As the dust generated by the conduct of the 2021 Unified Tertiary Matriculation Examination (UTME) is beginning to settle, the Joint Admissions and Matriculation Board (JAMB) has declared that the realistic figures of candidates register for the examination stand at 1.5 million.
The Board Registrar, Prof Is-haq Oloyede, in a presentation before the Senate Committee on Education, Basic and Secondary, on Monday, 12th July 2021, argued that despite all the extensions and the directive, even candidates without NIN should come for capturing, 1.5 million represented the realistic figure of candidates that registered for the 2021 UMTE.
Candidates Registration Figures 2011 To 2020
Checks by Daily Independent revealed that a total of 1,493,604 million candidates sat for the UTME in 2011.
In 2012, a total of 1,503,931m candidates registered and sat for the examination. In 2013, a total of 1,644,110 million candidates sat for the examination.
In 2014 and 2105, a total of 1,015,504 million and 1.47 million, respectively registered and wrote the examination.
Besides, in 2016, a total of 1.85 million registered for the examination. It recorded 1.736 million in 2017, 1.652 million in 2018, 1.681 million in 2019, and over 1.9 million in 2020.
The Registrar attributed the over-bloated figure of 2.2 million recorded in 2020 to multiple registrations which, of course, the Board effectively addressed in the 2021 UTME test through effective monitoring.
In stewardship, particularly with regard to the recently-conducted 2021 UTME, the Registrar, Prof. Is-haq Oloyede listed challenges militating against the successful delivery of some aspects of the Board’s operations.
Oloyede in Jambulletin enumerated the myriads of challenges that his leadership had to contend with in the course of delivering world-class UTME in the past five years.
According to him, examination malpractice, indiscipline, and some parents’ intrusive nature of trying to circumvent established norms in connivance with some elite schools remained the major challenges confronting the Board.
He said, “Our challenge remains examination malpractice, especially about some parents whose children are in some of these elite schools would go to any length to compromise the system.
He said, “Several times my staff have had cause to pay to the government accounts inducements given to them by these parents for them to compromise the process.
“There is also this aspect of some tertiary institutions which admit candidates by circumventing Federal Government’s policy guidelines on admissions. At the end of the day, after admitting candidates outside the prescribed policy guidelines, they put pressure on those students when graduation is imminent to come back to the board for what they call ‘regularisation’.”
He alleged the dubious challenges from some Computer-Based Tests (CBT) centres involved in aiding and abetting examination misconduct, saying the Board did not leave any stone unturned to rid the system of these bad eggs.

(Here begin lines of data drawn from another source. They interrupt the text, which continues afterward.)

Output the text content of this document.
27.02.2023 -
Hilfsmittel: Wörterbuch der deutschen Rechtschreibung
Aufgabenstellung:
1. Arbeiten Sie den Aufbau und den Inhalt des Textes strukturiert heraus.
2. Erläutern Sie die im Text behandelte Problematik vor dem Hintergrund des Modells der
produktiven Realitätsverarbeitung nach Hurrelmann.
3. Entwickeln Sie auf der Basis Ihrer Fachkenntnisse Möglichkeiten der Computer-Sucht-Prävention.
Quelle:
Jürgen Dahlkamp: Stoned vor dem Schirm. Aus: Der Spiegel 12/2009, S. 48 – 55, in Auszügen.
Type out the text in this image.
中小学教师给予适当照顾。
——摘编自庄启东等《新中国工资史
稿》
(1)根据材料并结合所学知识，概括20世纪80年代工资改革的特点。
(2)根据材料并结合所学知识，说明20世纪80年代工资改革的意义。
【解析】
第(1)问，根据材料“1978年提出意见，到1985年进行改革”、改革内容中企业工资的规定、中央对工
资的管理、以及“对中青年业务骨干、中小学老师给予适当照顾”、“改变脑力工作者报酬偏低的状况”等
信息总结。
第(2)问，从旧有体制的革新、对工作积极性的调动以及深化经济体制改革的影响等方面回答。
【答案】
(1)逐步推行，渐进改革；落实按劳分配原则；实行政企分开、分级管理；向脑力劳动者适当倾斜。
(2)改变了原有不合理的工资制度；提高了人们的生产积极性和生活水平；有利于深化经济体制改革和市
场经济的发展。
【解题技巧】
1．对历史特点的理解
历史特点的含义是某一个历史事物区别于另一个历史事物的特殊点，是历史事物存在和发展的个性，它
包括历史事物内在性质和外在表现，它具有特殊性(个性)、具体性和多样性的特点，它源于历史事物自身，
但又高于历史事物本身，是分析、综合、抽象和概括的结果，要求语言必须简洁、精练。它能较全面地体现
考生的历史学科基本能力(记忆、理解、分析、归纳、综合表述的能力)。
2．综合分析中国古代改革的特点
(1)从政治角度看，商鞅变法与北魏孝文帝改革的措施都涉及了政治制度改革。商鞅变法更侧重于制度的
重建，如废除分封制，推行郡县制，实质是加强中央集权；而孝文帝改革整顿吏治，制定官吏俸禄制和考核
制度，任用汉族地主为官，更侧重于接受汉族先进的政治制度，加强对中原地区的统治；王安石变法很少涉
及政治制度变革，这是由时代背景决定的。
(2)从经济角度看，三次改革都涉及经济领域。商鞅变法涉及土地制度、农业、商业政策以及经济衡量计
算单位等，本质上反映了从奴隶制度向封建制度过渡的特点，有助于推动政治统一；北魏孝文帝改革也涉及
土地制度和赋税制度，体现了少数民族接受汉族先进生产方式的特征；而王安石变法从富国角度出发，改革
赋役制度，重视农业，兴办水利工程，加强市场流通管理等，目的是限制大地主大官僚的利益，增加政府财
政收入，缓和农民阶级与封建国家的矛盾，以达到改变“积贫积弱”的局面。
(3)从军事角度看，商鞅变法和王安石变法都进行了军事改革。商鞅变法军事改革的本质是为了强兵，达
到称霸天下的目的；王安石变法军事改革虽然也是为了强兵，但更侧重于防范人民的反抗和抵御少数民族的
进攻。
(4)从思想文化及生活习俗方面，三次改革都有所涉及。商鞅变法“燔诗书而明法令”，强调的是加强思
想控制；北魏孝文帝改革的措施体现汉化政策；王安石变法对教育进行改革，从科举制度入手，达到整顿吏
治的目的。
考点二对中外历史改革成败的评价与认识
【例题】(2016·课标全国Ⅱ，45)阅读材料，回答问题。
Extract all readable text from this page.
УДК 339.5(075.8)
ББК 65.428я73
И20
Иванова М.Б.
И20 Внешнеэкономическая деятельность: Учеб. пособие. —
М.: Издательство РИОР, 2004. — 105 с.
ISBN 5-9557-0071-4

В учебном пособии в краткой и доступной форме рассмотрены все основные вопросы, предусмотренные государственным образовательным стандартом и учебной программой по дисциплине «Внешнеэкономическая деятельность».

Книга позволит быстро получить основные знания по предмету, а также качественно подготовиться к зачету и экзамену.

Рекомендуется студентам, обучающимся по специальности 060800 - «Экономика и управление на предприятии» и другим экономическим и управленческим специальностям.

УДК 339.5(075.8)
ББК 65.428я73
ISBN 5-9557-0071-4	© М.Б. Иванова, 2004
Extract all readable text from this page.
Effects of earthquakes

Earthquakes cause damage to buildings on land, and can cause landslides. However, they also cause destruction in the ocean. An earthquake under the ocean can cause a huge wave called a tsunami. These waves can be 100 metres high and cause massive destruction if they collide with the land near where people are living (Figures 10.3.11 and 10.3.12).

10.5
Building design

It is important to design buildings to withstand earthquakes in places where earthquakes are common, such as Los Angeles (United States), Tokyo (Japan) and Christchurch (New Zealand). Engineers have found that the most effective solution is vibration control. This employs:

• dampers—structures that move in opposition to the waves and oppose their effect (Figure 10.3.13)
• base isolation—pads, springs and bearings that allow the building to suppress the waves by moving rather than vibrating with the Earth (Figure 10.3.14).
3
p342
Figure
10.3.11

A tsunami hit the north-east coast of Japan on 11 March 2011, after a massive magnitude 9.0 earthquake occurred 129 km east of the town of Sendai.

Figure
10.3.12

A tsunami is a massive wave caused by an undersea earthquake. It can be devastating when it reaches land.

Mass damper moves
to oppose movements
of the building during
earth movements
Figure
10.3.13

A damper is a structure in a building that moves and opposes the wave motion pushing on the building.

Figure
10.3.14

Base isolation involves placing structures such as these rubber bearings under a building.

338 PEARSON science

In the same vein, he decried the activities of some security personnel attached to some centres, who during the 2021 UTME, allegedly smuggled professional examination writers and candidates into some examination halls.
He said, “Unfortunately, for these candidates, even after they dodged the verification process where, of course, the system would have identified them through their details, the CCTV cameras inside the examination hall immediately zeroed in on them and we were able to apprehend them.
“That was when some of them confessed to their heinous deeds and revealed that their parents had given the security operatives money to let their ‘mercenaries’ in while a few asserted that they had bribed their way in themselves.”
Prof. Oloyede was, however, upbeat as these challenges and many more had been mostly resolved with the introduction of the National Identification Number (NIN).
He lauded the introduction of NIN in its 2021 UTME exercise, which he said, had successfully flushed out ‘fake candidates’ from the examination process and greatly curtailed incidences of examination malpractice and impersonation as the 2021 exercise has the least number of malpractice cases ever recorded in the history of the Board.
However, the senate committee had during an oversight visit to JAMB office, hinted that it would pursue with vigour, the amendment of the law establishing the Board to address the preponderance of underage candidates sitting the Unified Tertiary Matriculation Examination (UTME).
Besides, the Vice-Chairman of the committee, Senator Akon Eyakenyi, represented by Sen. Ibrahim Gaidam said the committee in its resolve emphasized it would ensure that a candidate taking the UTME or applying through DE for admission is 16 years and above.
Senator Eyakenyi said, “Our work is that of making laws, to legislate; we have identified two major areas that we need to go into the process of amending the Act establishing JAMB to address these two areas and these are the area of support we will give.”
“JAMB, as the bridge between secondary schools and the university, is a crucial factor in the delivery of quality and standard education in Nigeria. If the products from the secondary schools are not mentally prepared for tertiary education, then you, definitely have a problem.”